John Leonard: David, how do you choose your dose for Phase 3.
David Lebwohl: So recall that we’ve completed the enrollment to a Phase 2, in which the patients, there are 10 patients on 25 milligrams, 10 patients on 50 milligrams, and five patients on placebo. So we have a very good setting in which to evaluate those two doses. We chose those two doses because of the dose escalation phase. As you recall, all patients basically achieved no events after the infusion except a single event in one patient a year after treatment, which was related to a sports injury. So with the Phase 2 we will have a very extensive database of these two doses. The things we’ll be looking at, of course, is the clinical findings, the event rate, but also the consistency of the pharmacodynamic effect we’ll be looking at as part of this.
There was more variability at the lower dose. So on first principles, we would tend to think that the 50 dose is going to be better, but we want to look at all the data and make a decision about the Phase 3, and it will be a very robust decision based on this Phase 2 study.
Operator: The next question comes from David Lebowitz with Citi. Please go ahead.
David Lebowitz: Thank you for taking my question. A competitor has a switch study for its HAE trial and I’m just curious as to whether there is a similar type of study that would be needed or what that would look like for a gene editing product?
John Leonard: You want to speak to that.
David Lebwohl: We haven’t talked about doing a switch study. In the pivotal studies what usually happens is that you withdraw from any kind of prophylactic therapy. We have seen in our study patients withdrawing from Lenzilumab [ph] as well as other prophylactic therapies. And we do think that will be of interest to patients when this is an approved drug therapy to get off the therapies that they have to take repeatedly and go on to a onetime therapy. So we haven’t yet guided to there being a switch therapy, but this is something obviously that would be considered a switch study.

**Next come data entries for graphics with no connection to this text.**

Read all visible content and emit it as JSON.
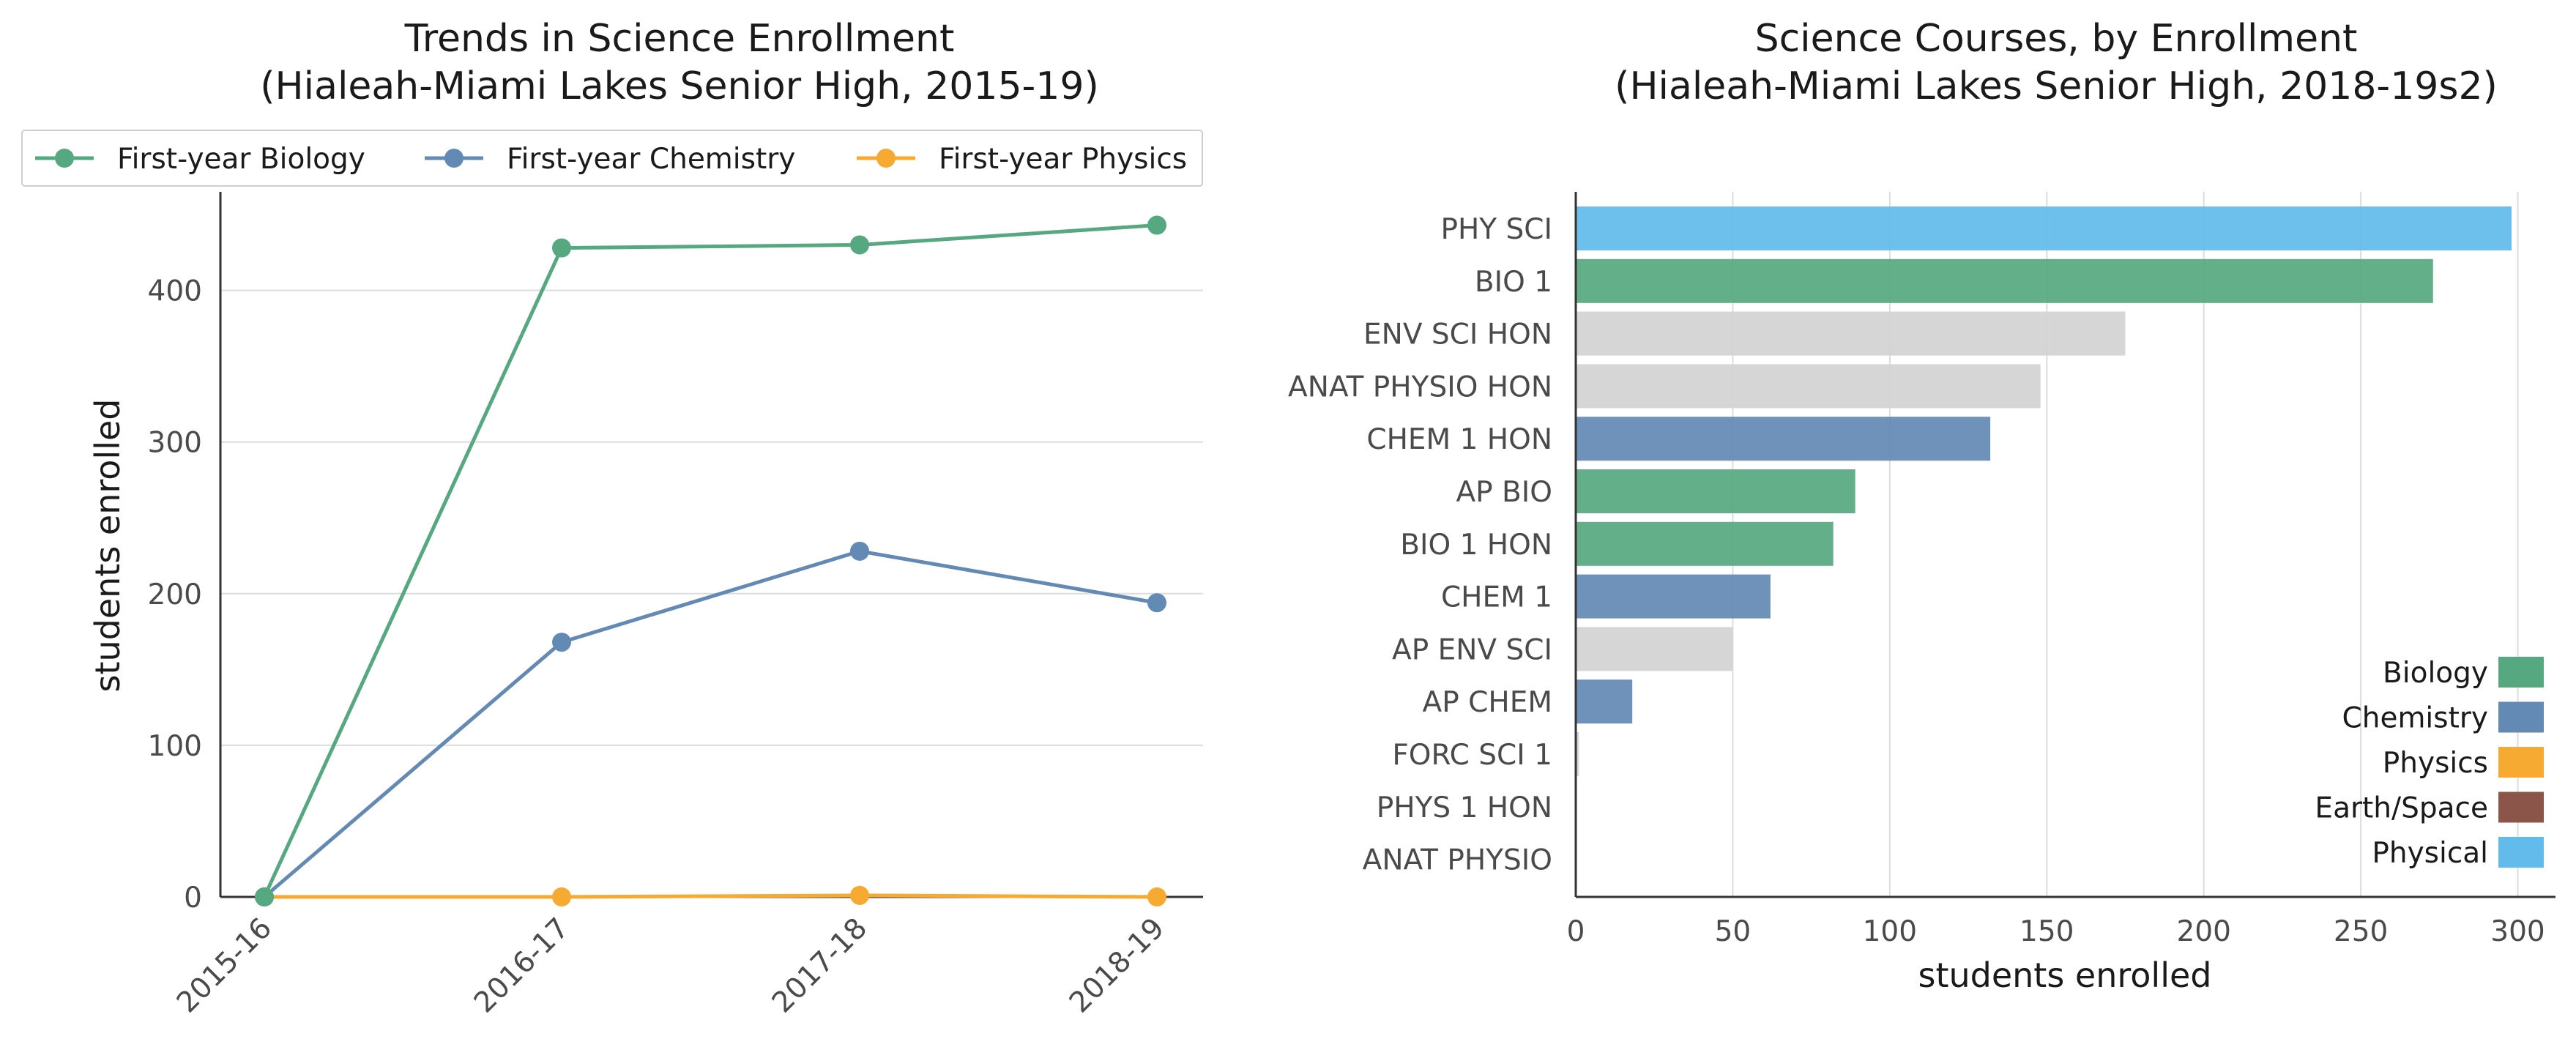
{
  "chart_data": [
    {
      "type": "line",
      "title_lines": [
        "Trends in Science Enrollment",
        "(Hialeah-Miami Lakes Senior High, 2015-19)"
      ],
      "xlabel": "",
      "ylabel": "students enrolled",
      "categories": [
        "2015-16",
        "2016-17",
        "2017-18",
        "2018-19"
      ],
      "ylim": [
        0,
        465
      ],
      "yticks": [
        0,
        100,
        200,
        300,
        400
      ],
      "grid": "horizontal",
      "legend_position": "top",
      "series": [
        {
          "name": "First-year Biology",
          "color": "#55a880",
          "values": [
            0,
            428,
            430,
            443
          ]
        },
        {
          "name": "First-year Chemistry",
          "color": "#6389b5",
          "values": [
            0,
            168,
            228,
            194
          ]
        },
        {
          "name": "First-year Physics",
          "color": "#f7aa32",
          "values": [
            0,
            0,
            1,
            0
          ]
        }
      ]
    },
    {
      "type": "bar",
      "orientation": "horizontal",
      "title_lines": [
        "Science Courses, by Enrollment",
        "(Hialeah-Miami Lakes Senior High, 2018-19s2)"
      ],
      "xlabel": "students enrolled",
      "ylabel": "",
      "xlim": [
        0,
        312
      ],
      "xticks": [
        0,
        50,
        100,
        150,
        200,
        250,
        300
      ],
      "grid": "vertical",
      "legend_position": "bottom-right",
      "categories": [
        "PHY SCI",
        "BIO 1",
        "ENV SCI HON",
        "ANAT PHYSIO HON",
        "CHEM 1 HON",
        "AP BIO",
        "BIO 1 HON",
        "CHEM 1",
        "AP ENV SCI",
        "AP CHEM",
        "FORC SCI 1",
        "PHYS 1 HON",
        "ANAT PHYSIO"
      ],
      "values": [
        298,
        273,
        175,
        148,
        132,
        89,
        82,
        62,
        50,
        18,
        1,
        0,
        0
      ],
      "bar_groups": [
        "Physical",
        "Biology",
        "Other",
        "Other",
        "Chemistry",
        "Biology",
        "Biology",
        "Chemistry",
        "Other",
        "Chemistry",
        "Other",
        "Physics",
        "Biology"
      ],
      "group_colors": {
        "Biology": "#55a880",
        "Chemistry": "#6389b5",
        "Physics": "#f7aa32",
        "Earth/Space": "#8c5549",
        "Physical": "#62bbea",
        "Other": "#d3d3d3"
      },
      "legend": [
        "Biology",
        "Chemistry",
        "Physics",
        "Earth/Space",
        "Physical"
      ]
    }
  ]
}
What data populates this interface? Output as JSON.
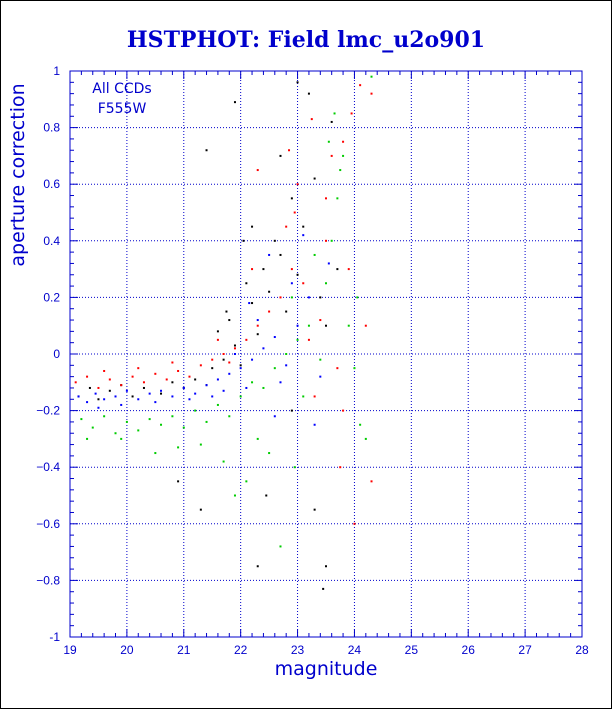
{
  "chart_data": {
    "type": "scatter",
    "title": "HSTPHOT: Field lmc_u2o901",
    "xlabel": "magnitude",
    "ylabel": "aperture correction",
    "xlim": [
      19,
      28
    ],
    "ylim": [
      -1,
      1
    ],
    "x_ticks": [
      19,
      20,
      21,
      22,
      23,
      24,
      25,
      26,
      27,
      28
    ],
    "y_ticks": [
      -1,
      -0.8,
      -0.6,
      -0.4,
      -0.2,
      0,
      0.2,
      0.4,
      0.6,
      0.8,
      1
    ],
    "x_tick_labels": [
      "19",
      "20",
      "21",
      "22",
      "23",
      "24",
      "25",
      "26",
      "27",
      "28"
    ],
    "y_tick_labels": [
      "-1",
      "−0.8",
      "−0.6",
      "−0.4",
      "−0.2",
      "0",
      "0.2",
      "0.4",
      "0.6",
      "0.8",
      "1"
    ],
    "grid": true,
    "annotations": [
      "All CCDs",
      "F555W"
    ],
    "series": [
      {
        "color": "#000000",
        "points": [
          [
            19.15,
            -0.15
          ],
          [
            19.35,
            -0.12
          ],
          [
            19.5,
            -0.16
          ],
          [
            19.7,
            -0.13
          ],
          [
            19.9,
            -0.11
          ],
          [
            20.1,
            -0.15
          ],
          [
            20.3,
            -0.12
          ],
          [
            20.6,
            -0.14
          ],
          [
            20.8,
            -0.1
          ],
          [
            21.0,
            -0.12
          ],
          [
            21.2,
            -0.09
          ],
          [
            21.4,
            -0.11
          ],
          [
            21.5,
            -0.05
          ],
          [
            21.6,
            0.08
          ],
          [
            21.7,
            -0.02
          ],
          [
            21.8,
            0.12
          ],
          [
            21.9,
            0.03
          ],
          [
            22.0,
            -0.04
          ],
          [
            22.1,
            0.25
          ],
          [
            22.2,
            0.18
          ],
          [
            22.3,
            0.07
          ],
          [
            22.4,
            0.3
          ],
          [
            22.5,
            0.22
          ],
          [
            22.6,
            0.4
          ],
          [
            22.7,
            0.35
          ],
          [
            22.8,
            0.15
          ],
          [
            22.9,
            0.55
          ],
          [
            23.0,
            0.28
          ],
          [
            23.1,
            0.45
          ],
          [
            23.2,
            0.92
          ],
          [
            23.3,
            0.62
          ],
          [
            23.4,
            0.2
          ],
          [
            23.5,
            0.1
          ],
          [
            23.6,
            0.82
          ],
          [
            23.7,
            0.3
          ],
          [
            22.2,
            0.45
          ],
          [
            21.4,
            0.72
          ],
          [
            21.9,
            0.89
          ],
          [
            22.45,
            -0.5
          ],
          [
            22.3,
            -0.75
          ],
          [
            23.5,
            -0.75
          ],
          [
            23.45,
            -0.83
          ],
          [
            23.3,
            -0.55
          ],
          [
            22.9,
            -0.2
          ],
          [
            23.0,
            0.96
          ],
          [
            22.7,
            0.7
          ],
          [
            21.3,
            -0.55
          ],
          [
            20.9,
            -0.45
          ],
          [
            22.05,
            0.4
          ],
          [
            21.75,
            0.15
          ]
        ]
      },
      {
        "color": "#ff0000",
        "points": [
          [
            19.1,
            -0.1
          ],
          [
            19.3,
            -0.08
          ],
          [
            19.5,
            -0.12
          ],
          [
            19.7,
            -0.09
          ],
          [
            19.9,
            -0.11
          ],
          [
            20.1,
            -0.08
          ],
          [
            20.3,
            -0.1
          ],
          [
            20.5,
            -0.07
          ],
          [
            20.7,
            -0.09
          ],
          [
            20.9,
            -0.06
          ],
          [
            21.1,
            -0.08
          ],
          [
            21.3,
            -0.04
          ],
          [
            21.5,
            -0.02
          ],
          [
            21.7,
            0.0
          ],
          [
            21.9,
            0.02
          ],
          [
            22.1,
            0.05
          ],
          [
            22.3,
            0.1
          ],
          [
            22.5,
            0.15
          ],
          [
            22.7,
            0.2
          ],
          [
            22.8,
            0.45
          ],
          [
            22.9,
            0.3
          ],
          [
            23.0,
            0.6
          ],
          [
            23.1,
            0.25
          ],
          [
            23.2,
            0.05
          ],
          [
            23.3,
            -0.15
          ],
          [
            23.4,
            0.12
          ],
          [
            23.5,
            0.4
          ],
          [
            23.6,
            0.7
          ],
          [
            23.7,
            -0.05
          ],
          [
            23.8,
            -0.2
          ],
          [
            23.9,
            0.3
          ],
          [
            23.95,
            0.85
          ],
          [
            24.0,
            -0.6
          ],
          [
            24.1,
            0.95
          ],
          [
            24.3,
            0.92
          ],
          [
            22.3,
            0.65
          ],
          [
            22.85,
            0.72
          ],
          [
            23.25,
            0.83
          ],
          [
            24.2,
            0.1
          ],
          [
            22.2,
            0.3
          ],
          [
            21.6,
            0.05
          ],
          [
            23.75,
            -0.4
          ],
          [
            24.3,
            -0.45
          ],
          [
            23.5,
            0.55
          ],
          [
            22.95,
            0.5
          ],
          [
            23.8,
            0.75
          ],
          [
            21.8,
            -0.03
          ],
          [
            19.6,
            -0.06
          ],
          [
            20.2,
            -0.05
          ],
          [
            20.8,
            -0.03
          ]
        ]
      },
      {
        "color": "#0000ff",
        "points": [
          [
            19.15,
            -0.15
          ],
          [
            19.3,
            -0.17
          ],
          [
            19.45,
            -0.14
          ],
          [
            19.6,
            -0.16
          ],
          [
            19.8,
            -0.15
          ],
          [
            20.0,
            -0.13
          ],
          [
            20.2,
            -0.16
          ],
          [
            20.4,
            -0.14
          ],
          [
            20.6,
            -0.13
          ],
          [
            20.8,
            -0.15
          ],
          [
            21.0,
            -0.12
          ],
          [
            21.2,
            -0.14
          ],
          [
            21.4,
            -0.11
          ],
          [
            21.6,
            -0.09
          ],
          [
            21.8,
            -0.07
          ],
          [
            22.0,
            -0.05
          ],
          [
            22.2,
            -0.02
          ],
          [
            22.4,
            0.02
          ],
          [
            22.6,
            0.06
          ],
          [
            22.8,
            -0.04
          ],
          [
            23.0,
            0.1
          ],
          [
            23.2,
            0.2
          ],
          [
            23.4,
            -0.08
          ],
          [
            22.5,
            0.35
          ],
          [
            22.9,
            0.25
          ],
          [
            21.9,
            0.0
          ],
          [
            22.3,
            0.12
          ],
          [
            22.7,
            -0.1
          ],
          [
            23.1,
            0.42
          ],
          [
            22.1,
            -0.12
          ],
          [
            19.9,
            -0.18
          ],
          [
            20.5,
            -0.17
          ],
          [
            21.1,
            -0.16
          ],
          [
            21.5,
            -0.15
          ],
          [
            22.6,
            -0.22
          ],
          [
            23.3,
            -0.25
          ],
          [
            22.15,
            0.18
          ],
          [
            23.55,
            0.32
          ],
          [
            21.7,
            -0.13
          ],
          [
            19.5,
            -0.19
          ]
        ]
      },
      {
        "color": "#00cc00",
        "points": [
          [
            19.2,
            -0.23
          ],
          [
            19.4,
            -0.26
          ],
          [
            19.6,
            -0.22
          ],
          [
            19.8,
            -0.28
          ],
          [
            20.0,
            -0.24
          ],
          [
            20.2,
            -0.27
          ],
          [
            20.4,
            -0.23
          ],
          [
            20.6,
            -0.25
          ],
          [
            20.8,
            -0.22
          ],
          [
            21.0,
            -0.26
          ],
          [
            21.2,
            -0.2
          ],
          [
            21.4,
            -0.24
          ],
          [
            21.6,
            -0.18
          ],
          [
            21.8,
            -0.22
          ],
          [
            22.0,
            -0.15
          ],
          [
            22.2,
            -0.1
          ],
          [
            22.4,
            -0.12
          ],
          [
            22.6,
            -0.05
          ],
          [
            22.8,
            0.0
          ],
          [
            23.0,
            0.05
          ],
          [
            23.2,
            0.1
          ],
          [
            23.4,
            -0.02
          ],
          [
            23.5,
            0.25
          ],
          [
            23.6,
            0.4
          ],
          [
            23.7,
            0.55
          ],
          [
            23.8,
            0.7
          ],
          [
            23.75,
            0.65
          ],
          [
            23.9,
            0.1
          ],
          [
            24.0,
            -0.05
          ],
          [
            24.1,
            -0.25
          ],
          [
            24.2,
            -0.3
          ],
          [
            24.3,
            0.98
          ],
          [
            23.55,
            0.75
          ],
          [
            22.9,
            0.2
          ],
          [
            22.7,
            -0.68
          ],
          [
            22.5,
            -0.35
          ],
          [
            21.9,
            -0.5
          ],
          [
            22.1,
            -0.45
          ],
          [
            23.3,
            0.35
          ],
          [
            23.1,
            -0.15
          ],
          [
            20.5,
            -0.35
          ],
          [
            19.9,
            -0.3
          ],
          [
            21.3,
            -0.32
          ],
          [
            22.3,
            -0.3
          ],
          [
            23.65,
            0.85
          ],
          [
            24.05,
            0.2
          ],
          [
            21.7,
            -0.38
          ],
          [
            20.9,
            -0.33
          ],
          [
            19.3,
            -0.3
          ],
          [
            22.95,
            -0.4
          ]
        ]
      }
    ]
  }
}
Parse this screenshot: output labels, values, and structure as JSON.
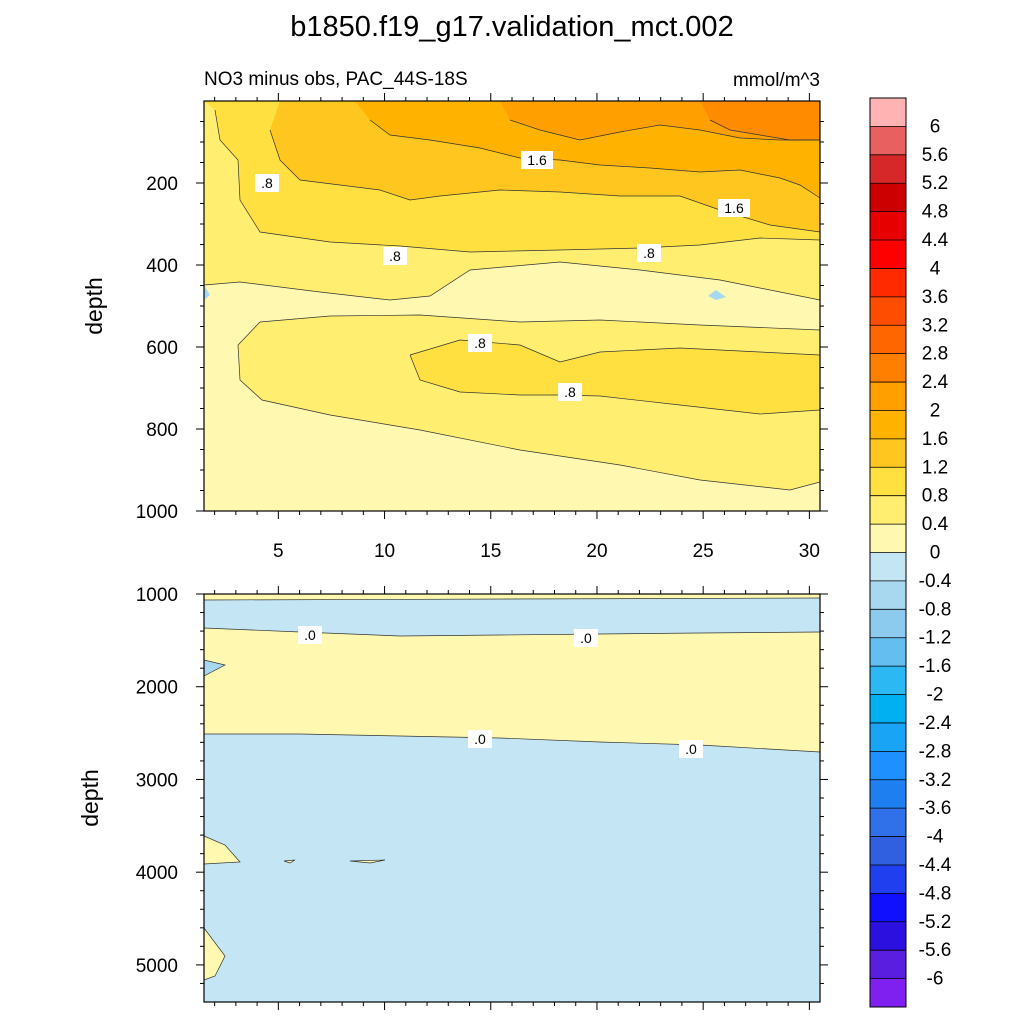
{
  "title": "b1850.f19_g17.validation_mct.002",
  "subtitle_left": "NO3 minus obs, PAC_44S-18S",
  "subtitle_right": "mmol/m^3",
  "chart_data": [
    {
      "type": "heatmap",
      "panel": "upper",
      "ylabel": "depth",
      "xlabel": "",
      "xlim": [
        1.5,
        30.5
      ],
      "ylim": [
        1000,
        0
      ],
      "x_ticks": [
        "5",
        "10",
        "15",
        "20",
        "25",
        "30"
      ],
      "y_ticks": [
        "200",
        "400",
        "600",
        "800",
        "1000"
      ],
      "contour_labels": [
        ".8",
        "1.6",
        ".8",
        "1.6",
        ".8",
        ".8",
        ".8",
        ".8"
      ],
      "approx_bands": [
        {
          "depth_range": [
            0,
            60
          ],
          "value_range": [
            1.6,
            2.8
          ]
        },
        {
          "depth_range": [
            60,
            300
          ],
          "value_range": [
            1.2,
            2.0
          ]
        },
        {
          "depth_range": [
            300,
            430
          ],
          "value_range": [
            0.8,
            1.2
          ]
        },
        {
          "depth_range": [
            430,
            550
          ],
          "value_range": [
            0,
            0.4
          ]
        },
        {
          "depth_range": [
            600,
            780
          ],
          "value_range": [
            0.8,
            1.2
          ]
        },
        {
          "depth_range": [
            780,
            1000
          ],
          "value_range": [
            0,
            0.8
          ]
        }
      ]
    },
    {
      "type": "heatmap",
      "panel": "lower",
      "ylabel": "depth",
      "xlabel": "",
      "xlim": [
        1.5,
        30.5
      ],
      "ylim": [
        5400,
        1000
      ],
      "y_ticks": [
        "1000",
        "2000",
        "3000",
        "4000",
        "5000"
      ],
      "contour_labels": [
        ".0",
        ".0",
        ".0",
        ".0"
      ],
      "approx_bands": [
        {
          "depth_range": [
            1000,
            1400
          ],
          "value_range": [
            -0.4,
            0
          ]
        },
        {
          "depth_range": [
            1400,
            2600
          ],
          "value_range": [
            0,
            0.4
          ]
        },
        {
          "depth_range": [
            2600,
            5400
          ],
          "value_range": [
            -0.4,
            0
          ]
        }
      ]
    }
  ],
  "colorbar": {
    "labels": [
      "6",
      "5.6",
      "5.2",
      "4.8",
      "4.4",
      "4",
      "3.6",
      "3.2",
      "2.8",
      "2.4",
      "2",
      "1.6",
      "1.2",
      "0.8",
      "0.4",
      "0",
      "-0.4",
      "-0.8",
      "-1.2",
      "-1.6",
      "-2",
      "-2.4",
      "-2.8",
      "-3.2",
      "-3.6",
      "-4",
      "-4.4",
      "-4.8",
      "-5.2",
      "-5.6",
      "-6"
    ],
    "colors": [
      "#ffb3b3",
      "#e86060",
      "#d62828",
      "#cc0000",
      "#e60000",
      "#ff0000",
      "#ff2a00",
      "#ff4d00",
      "#ff6600",
      "#ff8000",
      "#ffa000",
      "#ffb300",
      "#ffc620",
      "#ffe040",
      "#ffee70",
      "#fff8b0",
      "#c4e6f4",
      "#a8d8f0",
      "#8ccaee",
      "#64bff0",
      "#2cb8f2",
      "#00b0f0",
      "#1aa4f5",
      "#1e90ff",
      "#1e80f0",
      "#3070e8",
      "#3060e0",
      "#2040f0",
      "#1010ff",
      "#2c10e0",
      "#5a1ee0",
      "#8020f0"
    ]
  }
}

David Lebowitz: Thanks for taking my question.
Operator: The next question comes from Jack Allen with Baird. Please go ahead.
Jack Allen: Great, thanks for taking my question. And congratulations on the progress. I wanted to ask if you could comment a bit more about your plans to enroll slightly more advanced patients in MAGNITUDE as compared to HELIOS-B and how do you expect positive results from HELIOS-B could affect enrollment in MAGNITUDE, meaning MAGNITUDE will be a placebo controlled study?